The American Petroleum Institute published five new recommended practices (RPs) for the design, construction, and maintenance of structures used in offshore oil and gas drilling and production.

The standards were developed in response to technological improvements making offshore resources that once were inaccessible within reach, said David Miller, API standards director. One standard revises an existing one, while the other four are being published for the first time, he noted.

The five standards are:

• RP 2A-WSD, 22nd Edition, Planning, Designing, and Constructing Fixed Offshore Platforms-Working Stress Design, which serves as a guide for design and construction of new fixed offshore platforms and for relocation of existing platforms used for drilling, development, production, and storage of hydrocarbons offshore.

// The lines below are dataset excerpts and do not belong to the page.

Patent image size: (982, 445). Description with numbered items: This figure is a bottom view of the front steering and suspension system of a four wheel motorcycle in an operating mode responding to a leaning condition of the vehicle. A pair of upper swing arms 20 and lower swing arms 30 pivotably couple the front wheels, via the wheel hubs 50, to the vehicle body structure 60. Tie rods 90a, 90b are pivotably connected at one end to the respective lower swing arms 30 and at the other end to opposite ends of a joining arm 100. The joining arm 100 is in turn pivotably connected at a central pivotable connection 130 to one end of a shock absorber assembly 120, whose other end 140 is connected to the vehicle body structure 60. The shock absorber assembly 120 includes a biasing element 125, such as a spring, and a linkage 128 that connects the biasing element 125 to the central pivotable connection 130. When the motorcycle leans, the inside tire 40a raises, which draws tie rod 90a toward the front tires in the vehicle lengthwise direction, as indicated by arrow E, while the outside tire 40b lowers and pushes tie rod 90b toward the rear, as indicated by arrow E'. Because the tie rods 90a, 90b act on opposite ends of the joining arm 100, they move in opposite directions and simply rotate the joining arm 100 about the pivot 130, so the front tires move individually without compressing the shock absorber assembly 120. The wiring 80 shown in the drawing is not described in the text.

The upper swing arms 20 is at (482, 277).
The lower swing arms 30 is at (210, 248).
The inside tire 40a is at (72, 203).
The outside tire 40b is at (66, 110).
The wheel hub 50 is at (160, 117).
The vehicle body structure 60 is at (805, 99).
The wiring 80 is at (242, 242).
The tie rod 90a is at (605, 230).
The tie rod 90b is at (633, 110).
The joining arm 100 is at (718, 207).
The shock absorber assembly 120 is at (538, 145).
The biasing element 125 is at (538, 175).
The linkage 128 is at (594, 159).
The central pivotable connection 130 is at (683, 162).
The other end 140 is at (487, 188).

• RP 2MET, 1st Edition, Derivation of Metocean Design and Operating Conditions, which sets general requirements for using meteorological and oceanographic (metocean) conditions to inform the design, construction, and operation of all types of offshore oil and gas structures.

• RP 2GEO, 1st Edition, Geotechnical and Foundation Design Considerations, which contains requirements and recommendations for applying aspects of geoscience and foundation engineering to a broad range of offshore structures.

• RP 2EQ, 1st Edition, Seismic Design Procedures and Criteria for Offshore Structures, which lists requirements for defining design procedures and criteria for earthquake-resistant fixed offshore structures. It also discusses the effects of seismic events on floating and partially buoyant structures, API said.

• RP 2SIM, 1st Edition, Structural Integrity Management of Fixed Offshore Structures, with specific elements addressing the evaluation of structural damage, inspections above and below the water, assessing fitness-for-purpose, risk reduction, mitigation planning, and the process of decommissioning.

API has been publishing oil and gas standards since 1924, and currently has more than 650 standards and technical publications. The program is accredited by the American National Standards Institute, which also accredits programs at several national laboratories, API said.